O experimento da Embrapa com plantas de batata-doce e sementes de grão-de-bico na missão do voo suborbital a bordo do New Shepard-31, da Blue Origin, em abril, foi apresentada no 76º Congresso Internacional de Astronáutica (IAC 2025), em Sydney, Austrália. O IAC é o evento mundial mais importante da área. A pesquisa fez parte de ações da Rede Space Farming Brazil, que reúne diversas instituições nacionais e internacionais.

No documento, elaborado para o congresso, os pesquisadores da Embrapa contam como foi o preparo dos materiais para o voo, feito sob condições rigorosas, durante o trajeto e o pós-voo. Além disso, os cientistas apresentaram como serão as avaliações para conhecer as respostas aos efeitos causados pela radiação espacial e pela microgravidade. O protocolo de controle ocorre para que não haja nenhum tipo de contaminação ou perda de amostras em nenhuma etapa.

Para a pesquisadora Alessandra Fávero, coordenadora da Rede Space Farming Brazil e uma das autoras do artigo, as pesquisas sobre o cultivo no espaço são fundamentais para a sustentabilidade da agricultura espacial. Ambientes espaciais impõem estressores às plantas, incluindo microgravidade e exposição elevada à radiação.

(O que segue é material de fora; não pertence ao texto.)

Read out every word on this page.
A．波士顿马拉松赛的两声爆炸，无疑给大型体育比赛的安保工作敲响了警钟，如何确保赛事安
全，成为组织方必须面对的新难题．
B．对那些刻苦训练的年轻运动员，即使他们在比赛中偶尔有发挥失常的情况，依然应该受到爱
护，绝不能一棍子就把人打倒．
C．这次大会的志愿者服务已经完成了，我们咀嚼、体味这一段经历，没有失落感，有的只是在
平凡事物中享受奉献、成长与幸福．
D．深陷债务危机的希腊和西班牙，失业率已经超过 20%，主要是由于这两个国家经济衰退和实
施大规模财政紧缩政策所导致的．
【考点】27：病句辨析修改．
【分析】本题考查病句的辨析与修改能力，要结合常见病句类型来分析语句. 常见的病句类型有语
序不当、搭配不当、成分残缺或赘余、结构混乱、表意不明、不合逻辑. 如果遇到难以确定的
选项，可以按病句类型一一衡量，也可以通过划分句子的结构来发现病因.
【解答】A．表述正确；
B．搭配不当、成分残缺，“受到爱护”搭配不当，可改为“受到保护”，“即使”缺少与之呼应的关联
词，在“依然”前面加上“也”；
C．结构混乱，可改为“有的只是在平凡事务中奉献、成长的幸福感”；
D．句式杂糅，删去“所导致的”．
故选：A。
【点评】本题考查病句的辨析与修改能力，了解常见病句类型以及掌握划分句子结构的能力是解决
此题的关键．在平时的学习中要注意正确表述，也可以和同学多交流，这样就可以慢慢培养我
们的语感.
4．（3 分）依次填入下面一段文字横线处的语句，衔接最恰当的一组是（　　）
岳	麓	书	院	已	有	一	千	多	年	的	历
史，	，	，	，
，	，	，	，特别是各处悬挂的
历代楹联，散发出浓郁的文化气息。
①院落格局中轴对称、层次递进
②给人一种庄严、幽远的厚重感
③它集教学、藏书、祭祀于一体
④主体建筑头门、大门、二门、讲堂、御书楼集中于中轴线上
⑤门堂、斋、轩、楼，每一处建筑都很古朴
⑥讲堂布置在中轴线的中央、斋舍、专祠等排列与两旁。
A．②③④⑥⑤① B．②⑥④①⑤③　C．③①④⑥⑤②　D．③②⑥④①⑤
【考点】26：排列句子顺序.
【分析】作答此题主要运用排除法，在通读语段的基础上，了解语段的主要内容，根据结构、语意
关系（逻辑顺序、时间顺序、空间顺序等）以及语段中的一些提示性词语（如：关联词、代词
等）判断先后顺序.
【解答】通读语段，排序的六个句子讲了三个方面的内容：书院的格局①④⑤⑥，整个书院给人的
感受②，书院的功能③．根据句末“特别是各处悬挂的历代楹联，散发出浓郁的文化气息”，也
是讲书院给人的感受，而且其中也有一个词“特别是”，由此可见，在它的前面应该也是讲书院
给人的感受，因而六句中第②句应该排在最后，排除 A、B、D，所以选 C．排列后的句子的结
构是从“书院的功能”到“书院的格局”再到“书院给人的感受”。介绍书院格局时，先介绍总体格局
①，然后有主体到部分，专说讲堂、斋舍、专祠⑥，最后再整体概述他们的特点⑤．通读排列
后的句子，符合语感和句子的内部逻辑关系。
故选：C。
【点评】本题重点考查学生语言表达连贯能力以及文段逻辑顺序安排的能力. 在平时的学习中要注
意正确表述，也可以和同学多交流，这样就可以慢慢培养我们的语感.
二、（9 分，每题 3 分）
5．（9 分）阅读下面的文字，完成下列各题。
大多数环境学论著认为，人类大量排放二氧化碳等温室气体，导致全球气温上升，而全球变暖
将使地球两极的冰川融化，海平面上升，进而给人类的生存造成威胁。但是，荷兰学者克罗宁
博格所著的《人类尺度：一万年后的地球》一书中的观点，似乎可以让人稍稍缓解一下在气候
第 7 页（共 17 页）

A microgravidade impacta a fisiologia e a biologia molecular das plantas, assim, são necessários estudos para mitigar esses efeitos. A exposição à radiação em voos espaciais é um fator de risco conhecido para a instabilidade genética e à viabilidade reduzida das culturas. Este estudo visa caracterizar as modificações transcricionais e genéticas induzidas por radiação. Ao fornecer dados empíricos sobre a seleção de culturas e estratégias de resiliência genética, a pesquisa contribui para a missão da Nasa de desenvolver habitats biológicos fora da Terra.

Além de contribuir com o compromisso de alavancar parcerias comerciais de voo espacial, como demonstrado pela colaboração entre a Agência Espacial Brasileira, a Embrapa, instituições de pesquisa dos EUA e parceiros comerciais, que lideraram a missão geral e a integração de voos espaciais, coordenação científica e operações de voo suborbital a bordo do New Shepard NS-31 da Blue Origin.

O experimento

O cultivo das plântulas de batata-doce ocorreu sob condições padronizadas para garantir uniformidade no estágio de desenvolvimento, exposição à luz, temperatura, umidade e disponibilidade de nutrientes.

As plântulas foram fornecidas pelo Departamento de Agricultura dos Estados Unidos e preparadas para o voo espacial em condições assépticas. As amostras foram enviadas para a WSSU para montagem pré-voo e transportadas para o local de lançamento três dias antes. 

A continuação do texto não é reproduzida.